China's auto industry has faced intensifying downward pressure in the second half. Output and sales dropped 10.1 percent and 11.7 percent, respectively, last month, continuing their third quarter decline, Meng said, citing the statistics.
Many factors jointly contribute to the recent decline in auto output and sales growth. At 235 million, China's car inventory is the second-largest in the world, and close to 30 million vehicles are produced and sold each year in the country, which is the world's largest market, so sustaining rapid growth is difficult, she added.
Stalling sales growth will help bring the market mechanism into full play to improve key firms' competitiveness, eliminate backward production capacity and promote industrial transition and high-quality development, though it exerts short-term pressure on carmakers' production and operations, Meng stressed.
The base figure was elevated in the same period last year when previous preferential policies for the low-powered passenger vehicle purchase tax triggered advance consumer demand, she noted.

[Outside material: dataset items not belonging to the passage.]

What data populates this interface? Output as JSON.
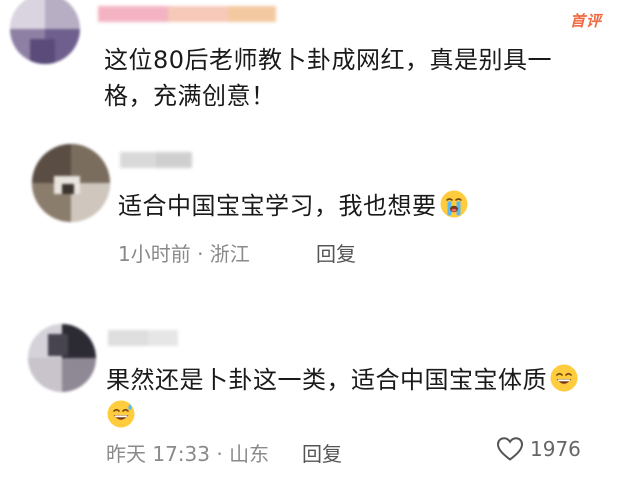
{
  "comments": [
    {
      "badge": "首评",
      "text_line1": "这位80后老师教卜卦成网红，真是别具一",
      "text_line2": "格，充满创意！"
    },
    {
      "text": "适合中国宝宝学习，我也想要",
      "emoji": "loudly-crying-face",
      "time_location": "1小时前 · 浙江",
      "reply_label": "回复"
    },
    {
      "text": "果然还是卜卦这一类，适合中国宝宝体质",
      "emoji": "grinning-sweat-face",
      "time_location": "昨天 17:33 · 山东",
      "reply_label": "回复",
      "like_count": "1976"
    }
  ],
  "colors": {
    "badge": "#ef6b43",
    "meta_text": "#8a8a8a",
    "body_text": "#1a1a1a"
  }
}
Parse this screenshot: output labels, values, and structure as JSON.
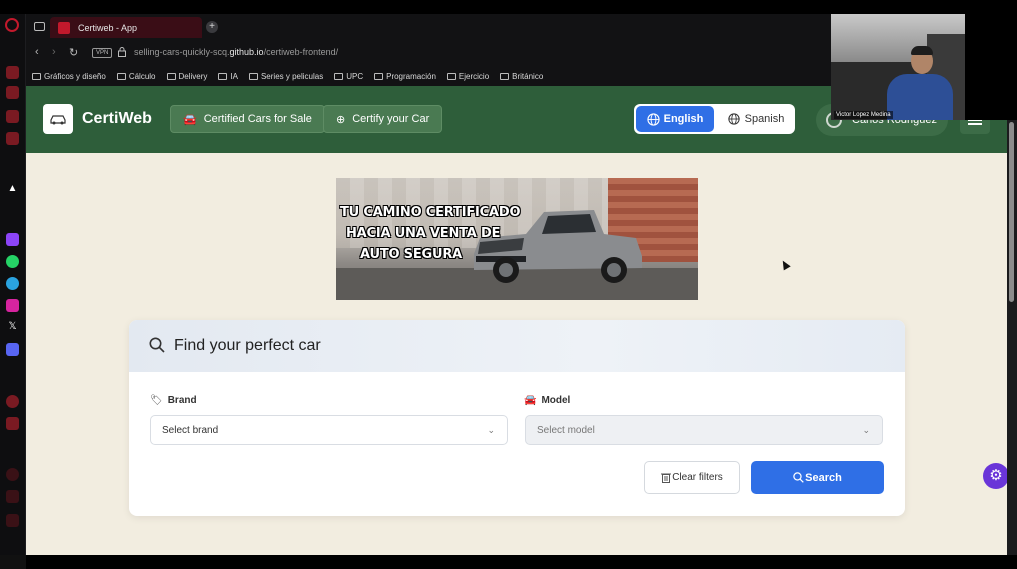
{
  "browser": {
    "tab_title": "Certiweb - App",
    "new_tab_label": "+",
    "url_prefix": "selling-cars-quickly-scq.",
    "url_domain": "github.io",
    "url_path": "/certiweb-frontend/",
    "vpn_badge": "VPN",
    "bookmarks": [
      "Gráficos y diseño",
      "Cálculo",
      "Delivery",
      "IA",
      "Series y peliculas",
      "UPC",
      "Programación",
      "Ejercicio",
      "Británico"
    ]
  },
  "header": {
    "logo_text": "CertiWeb",
    "brand": "CertiWeb",
    "nav": {
      "certified_cars": "Certified Cars for Sale",
      "certify_car": "Certify your Car"
    },
    "lang": {
      "english": "English",
      "spanish": "Spanish"
    },
    "user_name": "Carlos Rodriguez"
  },
  "banner": {
    "line1": "TU CAMINO CERTIFICADO",
    "line2": "HACIA UNA VENTA DE",
    "line3": "AUTO SEGURA"
  },
  "search_card": {
    "title": "Find your perfect car",
    "brand_label": "Brand",
    "brand_placeholder": "Select brand",
    "model_label": "Model",
    "model_placeholder": "Select model",
    "clear_label": "Clear filters",
    "search_label": "Search"
  },
  "webcam": {
    "name": "Victor Lopez Medina"
  },
  "colors": {
    "header_green": "#2e5e3a",
    "page_bg": "#f2ede0",
    "accent_blue": "#2f6fe6",
    "fab_purple": "#6a35d8"
  }
}
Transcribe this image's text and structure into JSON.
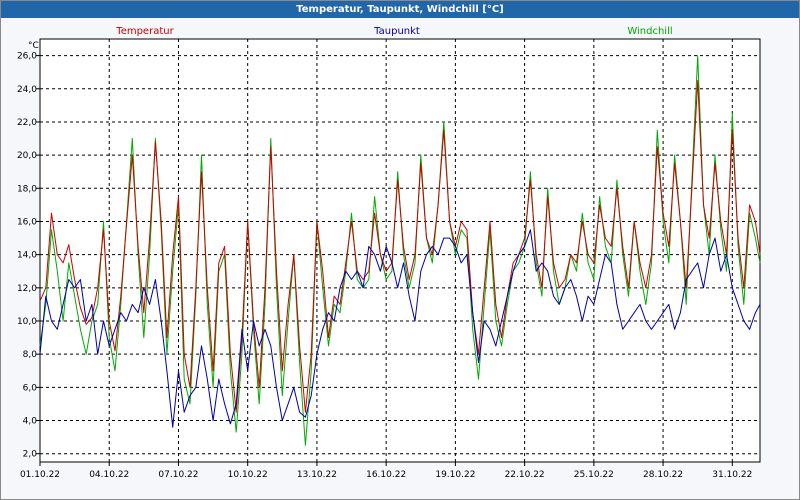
{
  "window": {
    "title": "Temperatur, Taupunkt, Windchill [°C]"
  },
  "chart_data": {
    "type": "line",
    "title": "Temperatur, Taupunkt, Windchill [°C]",
    "ylabel": "°C",
    "ylim": [
      1.5,
      27.0
    ],
    "xlim": [
      0,
      31.2
    ],
    "yticks": [
      2.0,
      4.0,
      6.0,
      8.0,
      10.0,
      12.0,
      14.0,
      16.0,
      18.0,
      20.0,
      22.0,
      24.0,
      26.0
    ],
    "ytick_labels": [
      "2,0",
      "4,0",
      "6,0",
      "8,0",
      "10,0",
      "12,0",
      "14,0",
      "16,0",
      "18,0",
      "20,0",
      "22,0",
      "24,0",
      "26,0"
    ],
    "xticks": [
      0,
      3,
      6,
      9,
      12,
      15,
      18,
      21,
      24,
      27,
      30
    ],
    "xtick_labels": [
      "01.10.22",
      "04.10.22",
      "07.10.22",
      "10.10.22",
      "13.10.22",
      "16.10.22",
      "19.10.22",
      "22.10.22",
      "25.10.22",
      "28.10.22",
      "31.10.22"
    ],
    "grid": true,
    "legend": "top",
    "series": [
      {
        "name": "Temperatur",
        "color": "#cc0000",
        "x": [
          0,
          0.25,
          0.5,
          0.75,
          1,
          1.25,
          1.5,
          1.75,
          2,
          2.25,
          2.5,
          2.75,
          3,
          3.25,
          3.5,
          3.75,
          4,
          4.25,
          4.5,
          4.75,
          5,
          5.25,
          5.5,
          5.75,
          6,
          6.25,
          6.5,
          6.75,
          7,
          7.25,
          7.5,
          7.75,
          8,
          8.25,
          8.5,
          8.75,
          9,
          9.25,
          9.5,
          9.75,
          10,
          10.25,
          10.5,
          10.75,
          11,
          11.25,
          11.5,
          11.75,
          12,
          12.25,
          12.5,
          12.75,
          13,
          13.25,
          13.5,
          13.75,
          14,
          14.25,
          14.5,
          14.75,
          15,
          15.25,
          15.5,
          15.75,
          16,
          16.25,
          16.5,
          16.75,
          17,
          17.25,
          17.5,
          17.75,
          18,
          18.25,
          18.5,
          18.75,
          19,
          19.25,
          19.5,
          19.75,
          20,
          20.25,
          20.5,
          20.75,
          21,
          21.25,
          21.5,
          21.75,
          22,
          22.25,
          22.5,
          22.75,
          23,
          23.25,
          23.5,
          23.75,
          24,
          24.25,
          24.5,
          24.75,
          25,
          25.25,
          25.5,
          25.75,
          26,
          26.25,
          26.5,
          26.75,
          27,
          27.25,
          27.5,
          27.75,
          28,
          28.25,
          28.5,
          28.75,
          29,
          29.25,
          29.5,
          29.75,
          30,
          30.25,
          30.5,
          30.75,
          31,
          31.2
        ],
        "values": [
          11.2,
          12.0,
          16.5,
          14.0,
          13.5,
          14.6,
          12.5,
          10.8,
          9.8,
          10.2,
          12.0,
          15.5,
          10.0,
          8.2,
          11.5,
          15.8,
          20.0,
          14.5,
          10.5,
          15.0,
          20.8,
          16.0,
          9.0,
          14.0,
          17.5,
          8.0,
          6.0,
          12.0,
          19.0,
          12.0,
          7.0,
          13.5,
          14.5,
          8.0,
          4.5,
          9.0,
          16.0,
          10.0,
          6.0,
          12.0,
          20.5,
          13.0,
          7.0,
          11.0,
          14.0,
          8.5,
          4.5,
          8.0,
          16.0,
          13.0,
          9.0,
          11.5,
          11.0,
          13.5,
          16.0,
          13.0,
          12.5,
          13.0,
          16.5,
          14.0,
          13.0,
          13.5,
          18.5,
          14.5,
          12.5,
          14.0,
          19.5,
          15.0,
          14.0,
          17.0,
          21.5,
          16.0,
          14.5,
          16.0,
          15.5,
          10.5,
          8.0,
          12.0,
          16.0,
          11.0,
          9.0,
          11.5,
          13.5,
          14.0,
          15.0,
          18.5,
          14.0,
          12.0,
          17.5,
          13.5,
          12.0,
          12.5,
          14.0,
          13.5,
          16.0,
          14.0,
          13.5,
          17.0,
          15.0,
          14.5,
          18.0,
          14.5,
          12.0,
          16.0,
          13.5,
          12.0,
          14.0,
          20.5,
          16.5,
          14.5,
          19.5,
          16.0,
          12.0,
          18.0,
          24.5,
          17.0,
          15.0,
          19.5,
          16.0,
          14.0,
          21.5,
          15.0,
          12.0,
          17.0,
          16.0,
          14.0
        ]
      },
      {
        "name": "Taupunkt",
        "color": "#0000aa",
        "x": [
          0,
          0.25,
          0.5,
          0.75,
          1,
          1.25,
          1.5,
          1.75,
          2,
          2.25,
          2.5,
          2.75,
          3,
          3.25,
          3.5,
          3.75,
          4,
          4.25,
          4.5,
          4.75,
          5,
          5.25,
          5.5,
          5.75,
          6,
          6.25,
          6.5,
          6.75,
          7,
          7.25,
          7.5,
          7.75,
          8,
          8.25,
          8.5,
          8.75,
          9,
          9.25,
          9.5,
          9.75,
          10,
          10.25,
          10.5,
          10.75,
          11,
          11.25,
          11.5,
          11.75,
          12,
          12.25,
          12.5,
          12.75,
          13,
          13.25,
          13.5,
          13.75,
          14,
          14.25,
          14.5,
          14.75,
          15,
          15.25,
          15.5,
          15.75,
          16,
          16.25,
          16.5,
          16.75,
          17,
          17.25,
          17.5,
          17.75,
          18,
          18.25,
          18.5,
          18.75,
          19,
          19.25,
          19.5,
          19.75,
          20,
          20.25,
          20.5,
          20.75,
          21,
          21.25,
          21.5,
          21.75,
          22,
          22.25,
          22.5,
          22.75,
          23,
          23.25,
          23.5,
          23.75,
          24,
          24.25,
          24.5,
          24.75,
          25,
          25.25,
          25.5,
          25.75,
          26,
          26.25,
          26.5,
          26.75,
          27,
          27.25,
          27.5,
          27.75,
          28,
          28.25,
          28.5,
          28.75,
          29,
          29.25,
          29.5,
          29.75,
          30,
          30.25,
          30.5,
          30.75,
          31,
          31.2
        ],
        "values": [
          8.0,
          11.5,
          10.0,
          9.5,
          11.0,
          12.5,
          12.0,
          12.5,
          10.0,
          11.0,
          8.0,
          10.0,
          8.5,
          9.5,
          10.5,
          10.0,
          11.0,
          10.5,
          12.0,
          11.0,
          12.5,
          10.0,
          7.0,
          3.6,
          7.0,
          4.5,
          5.5,
          6.0,
          8.5,
          6.5,
          4.0,
          6.5,
          5.0,
          3.8,
          5.0,
          9.5,
          7.0,
          10.0,
          8.5,
          9.5,
          8.5,
          6.0,
          4.0,
          5.0,
          6.0,
          4.5,
          4.2,
          5.5,
          8.0,
          9.5,
          10.5,
          10.0,
          12.0,
          13.0,
          12.5,
          13.0,
          12.0,
          14.5,
          14.0,
          13.0,
          14.5,
          13.5,
          12.0,
          13.5,
          11.5,
          10.0,
          13.0,
          14.0,
          14.5,
          14.0,
          15.0,
          15.0,
          14.5,
          13.5,
          14.0,
          10.5,
          7.5,
          10.0,
          9.5,
          8.5,
          10.0,
          11.5,
          13.0,
          14.0,
          14.5,
          15.5,
          13.0,
          13.5,
          13.0,
          11.5,
          11.0,
          12.0,
          12.5,
          11.5,
          10.0,
          11.5,
          11.0,
          12.5,
          14.0,
          13.5,
          11.0,
          9.5,
          10.0,
          10.5,
          11.0,
          10.0,
          9.5,
          10.0,
          10.5,
          11.0,
          9.5,
          10.5,
          12.5,
          13.0,
          13.5,
          12.0,
          14.0,
          15.0,
          13.0,
          14.0,
          12.0,
          11.0,
          10.0,
          9.5,
          10.5,
          11.0
        ]
      },
      {
        "name": "Windchill",
        "color": "#00aa00",
        "x": [
          0,
          0.25,
          0.5,
          0.75,
          1,
          1.25,
          1.5,
          1.75,
          2,
          2.25,
          2.5,
          2.75,
          3,
          3.25,
          3.5,
          3.75,
          4,
          4.25,
          4.5,
          4.75,
          5,
          5.25,
          5.5,
          5.75,
          6,
          6.25,
          6.5,
          6.75,
          7,
          7.25,
          7.5,
          7.75,
          8,
          8.25,
          8.5,
          8.75,
          9,
          9.25,
          9.5,
          9.75,
          10,
          10.25,
          10.5,
          10.75,
          11,
          11.25,
          11.5,
          11.75,
          12,
          12.25,
          12.5,
          12.75,
          13,
          13.25,
          13.5,
          13.75,
          14,
          14.25,
          14.5,
          14.75,
          15,
          15.25,
          15.5,
          15.75,
          16,
          16.25,
          16.5,
          16.75,
          17,
          17.25,
          17.5,
          17.75,
          18,
          18.25,
          18.5,
          18.75,
          19,
          19.25,
          19.5,
          19.75,
          20,
          20.25,
          20.5,
          20.75,
          21,
          21.25,
          21.5,
          21.75,
          22,
          22.25,
          22.5,
          22.75,
          23,
          23.25,
          23.5,
          23.75,
          24,
          24.25,
          24.5,
          24.75,
          25,
          25.25,
          25.5,
          25.75,
          26,
          26.25,
          26.5,
          26.75,
          27,
          27.25,
          27.5,
          27.75,
          28,
          28.25,
          28.5,
          28.75,
          29,
          29.25,
          29.5,
          29.75,
          30,
          30.25,
          30.5,
          30.75,
          31,
          31.2
        ],
        "values": [
          8.5,
          11.0,
          15.5,
          13.0,
          10.0,
          13.5,
          11.5,
          9.5,
          8.0,
          10.0,
          11.0,
          16.0,
          9.0,
          7.0,
          11.0,
          16.0,
          21.0,
          14.0,
          9.0,
          14.0,
          21.0,
          15.5,
          8.0,
          13.0,
          17.0,
          6.5,
          5.0,
          11.5,
          20.0,
          11.0,
          6.0,
          13.0,
          14.0,
          7.0,
          3.3,
          8.0,
          16.0,
          9.5,
          5.0,
          11.0,
          21.0,
          12.0,
          5.5,
          10.0,
          14.0,
          7.5,
          2.5,
          7.0,
          16.0,
          12.0,
          8.5,
          11.0,
          10.5,
          13.0,
          16.5,
          12.5,
          12.0,
          12.5,
          17.5,
          14.0,
          12.5,
          13.0,
          19.0,
          14.0,
          12.0,
          13.5,
          20.0,
          15.0,
          13.5,
          17.0,
          22.0,
          16.0,
          14.0,
          15.5,
          15.0,
          9.5,
          6.5,
          11.0,
          15.5,
          10.0,
          8.5,
          11.0,
          13.0,
          13.5,
          14.5,
          19.0,
          13.5,
          11.5,
          18.0,
          13.0,
          11.0,
          12.0,
          14.0,
          13.0,
          16.5,
          13.5,
          12.5,
          17.5,
          14.5,
          13.5,
          18.5,
          14.0,
          11.5,
          16.0,
          13.0,
          11.0,
          13.5,
          21.5,
          16.0,
          13.5,
          20.0,
          16.0,
          11.0,
          18.5,
          26.0,
          17.0,
          14.0,
          20.0,
          15.5,
          13.0,
          22.5,
          14.5,
          11.0,
          16.5,
          15.0,
          13.5
        ]
      }
    ]
  }
}
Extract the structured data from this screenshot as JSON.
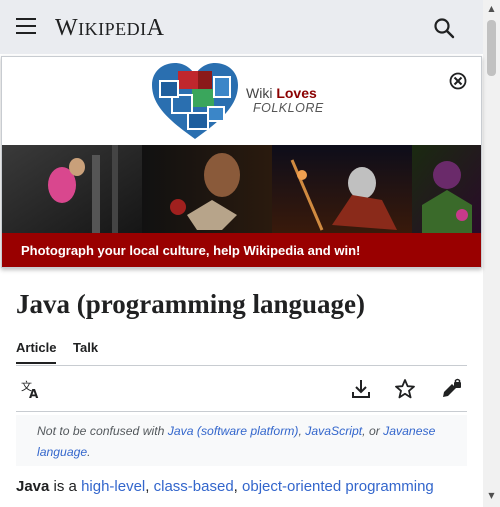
{
  "header": {
    "wordmark": "Wikipedia",
    "menu_icon": "hamburger-menu-icon",
    "search_icon": "search-icon",
    "bg_color": "#eaecf0"
  },
  "banner": {
    "logo_line1_prefix": "Wiki ",
    "logo_line1_emph": "Loves",
    "logo_line2": "FOLKLORE",
    "close_icon": "close-circle-icon",
    "cta": "Photograph your local culture, help Wikipedia and win!",
    "cta_color": "#990000"
  },
  "article": {
    "title": "Java (programming language)",
    "tabs": [
      {
        "label": "Article"
      },
      {
        "label": "Talk"
      }
    ],
    "tools": [
      "language-icon",
      "download-icon",
      "star-icon",
      "edit-lock-icon"
    ],
    "hatnote": {
      "prefix": "Not to be confused with ",
      "link1": "Java (software platform)",
      "sep1": ", ",
      "link2": "JavaScript",
      "sep2": ", or ",
      "link3": "Javanese language",
      "suffix": "."
    },
    "lead": {
      "bold": "Java",
      "text1": " is a ",
      "link1": "high-level",
      "sep1": ", ",
      "link2": "class-based",
      "sep2": ", ",
      "link3": "object-oriented programming"
    }
  },
  "colors": {
    "link": "#3366cc",
    "text": "#202122",
    "border": "#c8ccd1"
  }
}
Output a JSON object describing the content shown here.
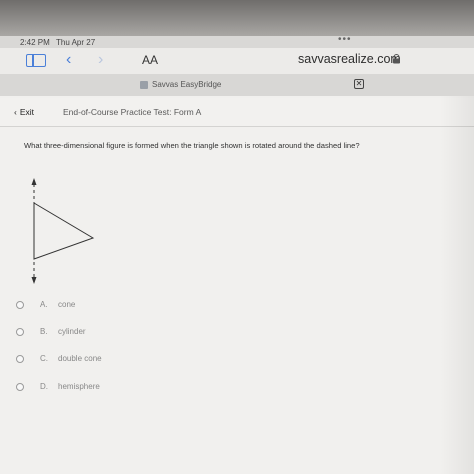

Changes in the international and domestic economic situation have affected market expectations. These have had a combined impact on recent auto output and sales. A slowing economy, deleveraging and a strict anti-pollution campaign are also culprits, according to the China Association of Automobile Manufacturers.
China's car industry still has highlights in development, however. Exports keep rising at a high tempo. New energy vehicles are grabbing the spotlight, with September's output and sales rising over one-half on the same period last year, showing a buoyant trend in the industrial transition.
The ratio of vehicles per thousand Chinese is still lower than the world average, and the potential demand for replacement is still large, so China's auto industry has extensive scope for future development, Meng said.